Given the slow mutation rate, a vaccine should work against the “vast majority of circulating COVID-19 strains for the foreseeable mutations,” says Dr Mark Schleiss, an infectious disease specialist with the Institute for Molecular Virology at the University of Minnesota. This means that it should be possible to produce an effective vaccine for SARS-CoV-2 to provide lasting immunity, as has been previously demonstrated with vaccines for other slowly mutating viruses, such as the MMR (Measles, Mumps, and Rubella) vaccine.
Bottom line, yes, the coronavirus is mutating but this is normal and unlikely to cause the sort of catastrophe described in science fiction. Even if some beneficial viral mutations arise, the worst-case scenarios are more likely to include some breakthrough infections, and will not result in an uncontrolled outbreak.

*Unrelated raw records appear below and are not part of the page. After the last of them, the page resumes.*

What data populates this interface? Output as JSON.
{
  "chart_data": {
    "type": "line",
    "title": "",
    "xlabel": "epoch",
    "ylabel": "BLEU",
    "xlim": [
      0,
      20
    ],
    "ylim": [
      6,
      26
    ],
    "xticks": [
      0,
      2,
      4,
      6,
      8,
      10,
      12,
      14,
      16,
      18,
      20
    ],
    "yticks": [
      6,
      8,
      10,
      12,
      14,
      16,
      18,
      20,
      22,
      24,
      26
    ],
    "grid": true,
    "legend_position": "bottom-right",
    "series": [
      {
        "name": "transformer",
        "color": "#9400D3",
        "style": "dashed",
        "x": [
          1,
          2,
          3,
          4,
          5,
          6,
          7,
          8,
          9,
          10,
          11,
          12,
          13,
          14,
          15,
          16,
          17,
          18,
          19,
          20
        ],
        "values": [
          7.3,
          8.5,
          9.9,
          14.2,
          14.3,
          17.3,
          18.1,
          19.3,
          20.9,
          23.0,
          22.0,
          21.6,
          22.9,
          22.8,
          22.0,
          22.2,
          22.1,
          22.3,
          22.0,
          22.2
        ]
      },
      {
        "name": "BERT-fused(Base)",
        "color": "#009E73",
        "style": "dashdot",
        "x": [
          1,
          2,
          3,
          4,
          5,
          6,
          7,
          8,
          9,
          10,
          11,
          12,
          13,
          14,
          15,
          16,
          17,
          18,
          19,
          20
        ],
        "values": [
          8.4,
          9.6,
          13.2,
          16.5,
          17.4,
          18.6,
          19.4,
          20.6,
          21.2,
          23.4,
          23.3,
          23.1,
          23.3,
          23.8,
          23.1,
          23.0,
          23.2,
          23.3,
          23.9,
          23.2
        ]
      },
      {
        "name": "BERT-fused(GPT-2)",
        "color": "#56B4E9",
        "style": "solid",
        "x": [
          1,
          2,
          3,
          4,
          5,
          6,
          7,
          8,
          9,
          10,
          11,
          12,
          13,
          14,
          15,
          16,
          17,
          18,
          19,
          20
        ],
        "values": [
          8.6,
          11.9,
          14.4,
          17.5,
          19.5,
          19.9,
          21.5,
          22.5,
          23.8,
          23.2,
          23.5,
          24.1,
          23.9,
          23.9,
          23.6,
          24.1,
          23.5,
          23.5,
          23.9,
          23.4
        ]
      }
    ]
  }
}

But the world can’t relax just yet. The virus is still likely to become increasingly dangerous over time, and not necessarily due to its mutation. “This is far from over.” says WHO’s COVID-19 technical lead Van Kerkhove. “These public health and social measures may need to be introduced again, and that may frustrate people, which is completely understandable. And that, in a sense, could make the virus more dangerous because people become complacent.”